What FT is good for, however, is protecting critical workloads that do not have sufficient redundancy capabilities out of the box, such as a legacy application that fulfills a crucial role but was never architected for failover, or a next-generation workload still in early phases that lacks the robustness that comes with maturity.
Consider Hadoop. Doing interesting things with massive amounts of information is in the foreground these days, and Hadoop is the de facto standard when it comes to analysis of big data. Hadoop, designed to process jobs in a distributed fashion, is tolerant of compute node failures within a cluster, but a couple of the management components of Hadoop have not yet reached the same level of resiliency as the data processing nodes and remain single points of failure. A scenario like this is a perfect match for VMware vSphere Fault Tolerance, so it should be no surprise the the VMware Performance Team has recently published a study characterizing the scale of such a solution.
It’s clear that despite one of the popular objections to FT — single vCPU support — the feature fills a significant gap and critically enhances overall reliability of a distributed system, thereby contributing to the uptime of hundreds of compute nodes.

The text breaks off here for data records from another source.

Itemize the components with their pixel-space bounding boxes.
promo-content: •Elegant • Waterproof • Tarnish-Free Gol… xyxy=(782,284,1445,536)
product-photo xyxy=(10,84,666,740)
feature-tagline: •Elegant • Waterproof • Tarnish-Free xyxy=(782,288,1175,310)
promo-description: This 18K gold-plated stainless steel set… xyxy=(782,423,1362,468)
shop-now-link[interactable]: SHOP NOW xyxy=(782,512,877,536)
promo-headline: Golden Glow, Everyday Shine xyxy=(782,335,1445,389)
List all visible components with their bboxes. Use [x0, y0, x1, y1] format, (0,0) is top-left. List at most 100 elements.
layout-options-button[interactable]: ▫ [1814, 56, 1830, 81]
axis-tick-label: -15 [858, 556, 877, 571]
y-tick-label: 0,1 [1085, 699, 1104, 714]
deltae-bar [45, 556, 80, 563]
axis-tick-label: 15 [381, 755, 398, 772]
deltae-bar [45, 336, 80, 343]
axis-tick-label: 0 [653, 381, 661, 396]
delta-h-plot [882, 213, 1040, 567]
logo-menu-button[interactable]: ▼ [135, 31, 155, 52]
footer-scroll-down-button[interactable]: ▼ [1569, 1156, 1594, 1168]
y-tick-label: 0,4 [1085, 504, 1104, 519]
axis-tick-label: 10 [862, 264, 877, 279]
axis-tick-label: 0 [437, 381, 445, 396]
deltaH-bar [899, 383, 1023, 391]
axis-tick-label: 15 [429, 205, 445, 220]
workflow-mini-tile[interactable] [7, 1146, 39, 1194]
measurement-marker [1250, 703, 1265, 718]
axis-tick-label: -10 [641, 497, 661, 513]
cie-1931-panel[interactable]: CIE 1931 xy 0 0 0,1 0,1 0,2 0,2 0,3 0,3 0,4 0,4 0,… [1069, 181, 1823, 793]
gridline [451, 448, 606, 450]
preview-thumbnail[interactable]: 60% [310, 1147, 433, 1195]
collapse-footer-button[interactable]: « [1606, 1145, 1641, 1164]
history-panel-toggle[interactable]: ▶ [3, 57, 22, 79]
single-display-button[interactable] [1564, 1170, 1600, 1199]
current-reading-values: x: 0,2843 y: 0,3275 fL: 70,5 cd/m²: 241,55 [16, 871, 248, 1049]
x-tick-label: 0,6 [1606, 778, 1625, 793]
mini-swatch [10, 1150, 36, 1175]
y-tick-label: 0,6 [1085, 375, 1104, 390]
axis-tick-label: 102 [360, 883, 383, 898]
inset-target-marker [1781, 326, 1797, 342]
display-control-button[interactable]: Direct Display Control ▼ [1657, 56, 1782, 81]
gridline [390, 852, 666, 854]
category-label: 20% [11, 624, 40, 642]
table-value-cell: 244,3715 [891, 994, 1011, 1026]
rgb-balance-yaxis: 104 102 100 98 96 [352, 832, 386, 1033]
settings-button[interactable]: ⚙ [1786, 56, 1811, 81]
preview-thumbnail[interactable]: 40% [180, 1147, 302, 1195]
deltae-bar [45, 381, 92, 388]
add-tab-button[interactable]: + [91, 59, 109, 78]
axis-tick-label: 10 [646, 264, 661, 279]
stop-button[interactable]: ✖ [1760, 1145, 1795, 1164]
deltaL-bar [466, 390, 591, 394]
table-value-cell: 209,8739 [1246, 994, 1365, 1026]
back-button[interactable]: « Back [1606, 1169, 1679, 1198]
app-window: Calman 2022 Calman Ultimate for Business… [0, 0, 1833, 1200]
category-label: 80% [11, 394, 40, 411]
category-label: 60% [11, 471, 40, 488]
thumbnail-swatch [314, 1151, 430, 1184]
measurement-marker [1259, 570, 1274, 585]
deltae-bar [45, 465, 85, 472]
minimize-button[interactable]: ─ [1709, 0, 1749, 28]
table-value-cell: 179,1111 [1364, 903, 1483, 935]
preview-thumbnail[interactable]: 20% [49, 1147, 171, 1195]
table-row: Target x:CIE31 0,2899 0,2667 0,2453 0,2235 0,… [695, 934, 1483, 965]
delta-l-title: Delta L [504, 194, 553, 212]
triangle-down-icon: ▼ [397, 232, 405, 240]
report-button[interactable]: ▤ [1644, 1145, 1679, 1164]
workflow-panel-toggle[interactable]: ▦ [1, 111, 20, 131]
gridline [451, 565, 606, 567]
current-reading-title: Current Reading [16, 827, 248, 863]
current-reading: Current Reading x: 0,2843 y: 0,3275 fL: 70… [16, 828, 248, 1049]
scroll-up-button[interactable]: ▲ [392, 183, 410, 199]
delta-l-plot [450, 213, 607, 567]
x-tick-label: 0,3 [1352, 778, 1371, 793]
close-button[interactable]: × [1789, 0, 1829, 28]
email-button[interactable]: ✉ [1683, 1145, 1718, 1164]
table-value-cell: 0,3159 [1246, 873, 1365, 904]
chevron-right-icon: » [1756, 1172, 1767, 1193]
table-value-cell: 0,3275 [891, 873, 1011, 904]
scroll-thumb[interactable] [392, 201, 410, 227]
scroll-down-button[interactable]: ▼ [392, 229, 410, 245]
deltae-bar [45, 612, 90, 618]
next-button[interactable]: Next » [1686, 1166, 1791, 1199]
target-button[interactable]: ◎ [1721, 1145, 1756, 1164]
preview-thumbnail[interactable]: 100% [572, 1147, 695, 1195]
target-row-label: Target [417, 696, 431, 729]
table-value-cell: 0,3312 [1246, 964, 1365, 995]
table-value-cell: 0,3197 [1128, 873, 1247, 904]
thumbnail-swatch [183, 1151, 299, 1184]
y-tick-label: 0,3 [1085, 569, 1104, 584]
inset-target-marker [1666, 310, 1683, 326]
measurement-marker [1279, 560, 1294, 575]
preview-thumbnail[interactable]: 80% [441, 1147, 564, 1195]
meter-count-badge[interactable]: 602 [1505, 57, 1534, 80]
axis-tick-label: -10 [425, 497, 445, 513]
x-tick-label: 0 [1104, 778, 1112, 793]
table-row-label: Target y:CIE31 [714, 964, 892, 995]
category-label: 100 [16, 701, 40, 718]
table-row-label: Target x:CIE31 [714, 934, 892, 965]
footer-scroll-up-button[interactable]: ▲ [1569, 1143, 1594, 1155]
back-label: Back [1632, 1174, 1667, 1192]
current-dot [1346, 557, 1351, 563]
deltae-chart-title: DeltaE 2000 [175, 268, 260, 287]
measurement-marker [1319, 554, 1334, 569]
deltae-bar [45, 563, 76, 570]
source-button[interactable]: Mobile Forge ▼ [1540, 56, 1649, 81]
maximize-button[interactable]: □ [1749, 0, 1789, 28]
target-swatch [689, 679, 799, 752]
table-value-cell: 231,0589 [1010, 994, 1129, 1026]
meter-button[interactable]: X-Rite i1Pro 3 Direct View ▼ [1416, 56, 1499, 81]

And for those wishing for FT VMs with multiple CPUs, the SMP FT technology was previewed and demonstrated in a session at VMworld 2012.
Although it’s not widely known, fault tolerance is expected to be available in Windows Hyper-V someday. Don’t just take my word for it, check out this announcement to learn more about the “need” for fault tolerant Windows servers.
Evidently, the Hyper-V team has been “jealous” of this amazing zero-downtime vSphere advantage for years, so it’s no wonder that they pre-announced the capability for their own product well ahead of availability. You’ll know that they are getting close to finally providing FT capabilities when they cease to criticize VMware FT.
As with private cloud, just because Microsoft talks about something, doesn’t mean it exists.